Saleesh House, also known as Flathead Post, was a North West Company fur trading post built near present-day Thompson Falls, Montana in 1809 by David Thompson and James McMillan of the North West Company. It became a Hudson's Bay Company (HBC) post after that company merged with the North West Company in 1821. Under HBC control the post was better known as Flathead rather than Saleesh. It continued to operate until at least 1855.

Thompson had established the post of Kullyspell House earlier in the year in the territory of the Pend d'Oreilles (who Thompson called the Kullyspel, an early variant spelling of "Kalispell"). This post was sited near the mouth of the Clark Fork river. By October Thompson had decided to established another post farther up the Clark Fork in the territory of the Flatheads. Thompson's name for the Flatheads was Saleesh. He also called Clark Fork the Saleesh River. The Saleesh House trading post was built by the end of 1809.
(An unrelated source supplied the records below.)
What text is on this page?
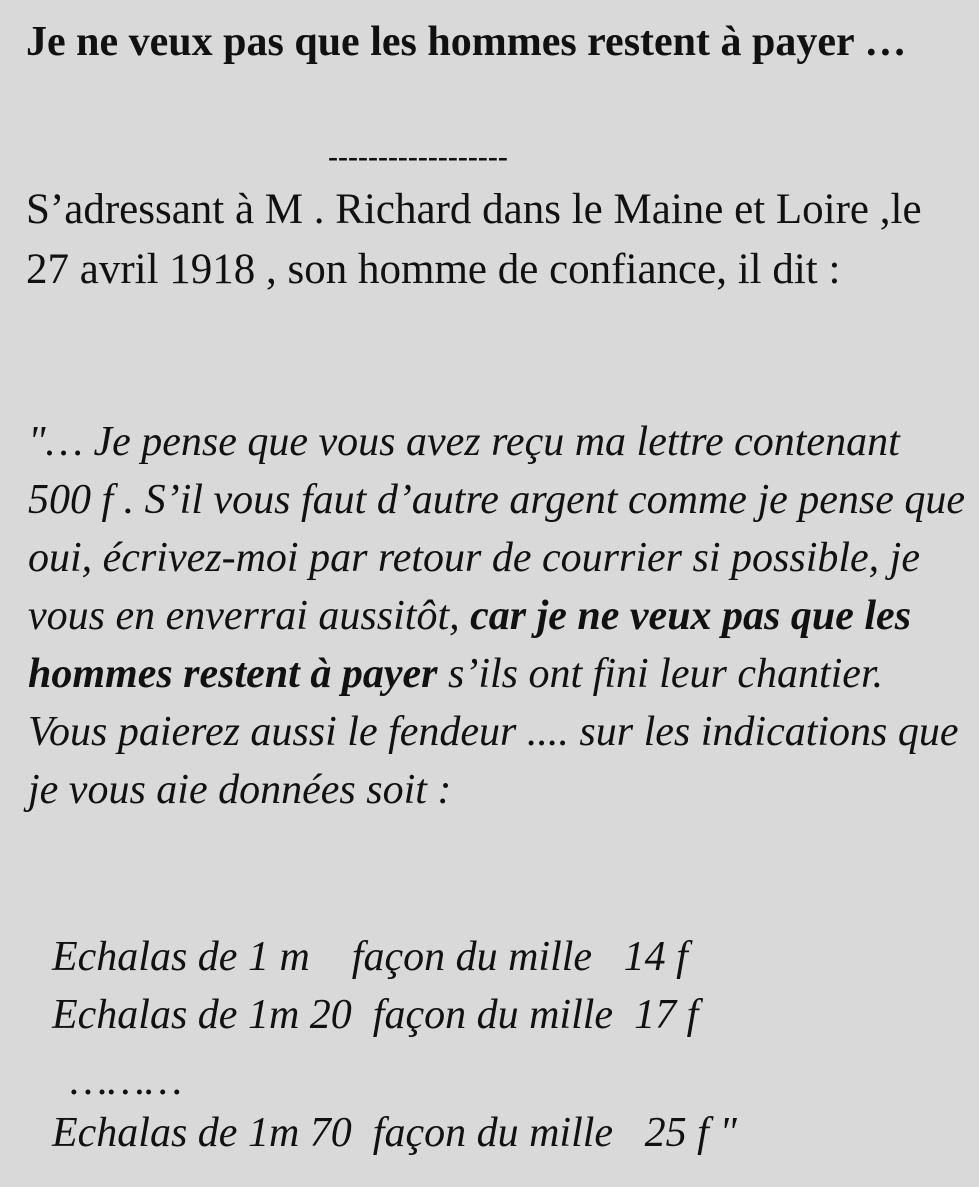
Je ne veux pas que les hommes restent à payer …
------------------

S’adressant à M . Richard dans le Maine et Loire ,le 27 avril 1918 , son homme de confiance, il dit :

"… Je pense que vous avez reçu ma lettre contenant 500 f . S’il vous faut d’autre argent comme je pense que oui, écrivez-moi par retour de courrier si possible, je vous en enverrai aussitôt, car je ne veux pas que les hommes restent à payer s’ils ont fini leur chantier.
Vous paierez aussi le fendeur .... sur les indications que je vous aie données soit :

Echalas de 1 m    façon du mille   14 f
Echalas de 1m 20  façon du mille  17 f
………
Echalas de 1m 70  façon du mille   25 f "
The location of Saleesh House proved ideal, as it was on a route connecting the higher mountain country with bison hunting grounds near Flathead Lake. Several tribes used this route and traditionally encamped for winter near the Saleesh House site. The post quickly attracted a diverse community around itself. In addition, the region around the post was rich with beavers. The indigenous peoples had access to pemmican supplies and were willing to trap and trade beaver skins. The Saleesh House rapidly became the focal point of an impressively rich fur trading region in what would become Montana.

It was at Saleesh House in late 1809 and early 1810 that David Thompson acquired the nickname Koo-koo-Sint, or "Star-Looker".

In 1810 Thompson and other members of the North West Company linked Saleesh House with Spokane House via a trail known as the "Skeetshoo Indian Road". Thompson soon left and did not return to Saleesh House until 1812, where he found the post in poor condition. Thompson repaired and rebuilt the post more permanently.

Joint British - U.S. occupation of areas west of the Rocky Mountains continental divide pursuant to the Treaty of 1818 ended with the Oregon Treaty in June, 1846, which extended the international boundary along the 49th parallel from the ridge of the Rocky Mountains to the Pacific Ocean.